As a series of Block 4 upgrades are set to elevate the Lockheed Martin F-35’s profile for the counter air-defense mission, a top program official shared an operational anecdote highlighting the aircraft’s latent capability against surface-to-air missile (SAM) systems.
Twelve F-35As deployed last year to the Middle East to support operations against the Islamic State group (ISIS), logging 150 weapons employed during about 7,300 hr. flown on 1,300 combat sorties, said Brig. Gen. David Abba, director of the Air Force’s F-35 integration office, speaking at the Mitchell Institute March 9. “The numbers were pretty remarkable,” Abba said.
Although ISIS forces posed little threat to the F-35A, the deployment provided opportunities for the stealthy fighter to demonstrate capabilities against a more sophisticated opponent.
Abba described an operational scenario that involved a mobile SAM system. The U.S. intelligence community normally tracks the locations of such systems as closely as possible, but in this case the mobile SAM had not been seen “in a while,” he said.
Meanwhile, two F-35As were en route to perform an unrelated mission when an indication of the missing, mobile SAM appeared on their cockpit displays, Abba said. The inference was that the F-35’s onboard sensors, such as the BAE Systems ASQ-239 electronic-warfare suite, detected and identified the threat.

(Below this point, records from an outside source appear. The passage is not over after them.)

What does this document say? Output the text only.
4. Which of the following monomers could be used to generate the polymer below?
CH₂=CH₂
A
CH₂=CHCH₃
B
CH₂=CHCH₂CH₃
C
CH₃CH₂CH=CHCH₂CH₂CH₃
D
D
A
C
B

The pilots used the data to cue the radar-mapping mode of the F-35’s Northrop Grumman APG-81 active electronically scanned array radar to establish “targetable” coordinates for the SAM.
“We didn’t end up employing ordnance against that [threat], but it was fed back into the [command-and-control] structures in the intelligence community,” Abba explained.
Although the F-35 is not primarily an intelligence, surveillance and reconnaissance (ISR) aircraft, Abba described this latent F-35 capability as “drive-by ISR.”
But the anecdote highlights the F-35’s evolving role within the U.S. military for the suppression or destruction of enemy air defenses (SEAD/DEAD) mission.
“Make no bones about it, this aircraft is the preeminent SEAD/DEAD platform,” Abba said, “and that’s what we need to optimize it for.”
The description of the F-35 as the “preeminent” platform for the SEAD/DEAD mission is striking. Only four years ago, the Air Force’s written testimony to Congress described the F-35A as possessing only a “limited” SEAD/DEAD role. The aircraft also lacks certain features such as a stand-off jamming system and an anti-radiation missile, which are the tools of the trade for other aircraft performing the SEAD/DEAD mission, such as the Boeing EA-18G.
But the F-35’s potential as a counter air-defense system is growing. The Air Force last year launched development of the Stand-In Attack Weapon to give the F-35 a long-range anti-radiation missile, which is adapted from the Navy’s Advanced Anti-Radiation Guided Missile-Extended Range. The Block 4 modernization program also would add the MBDA Spear missile, which includes an electronic-warfare capability.
More recently, the F-35 also has demonstrated an ability to act as a stand-in sensor for long-range, surface-to-surface and surface-to-air missiles.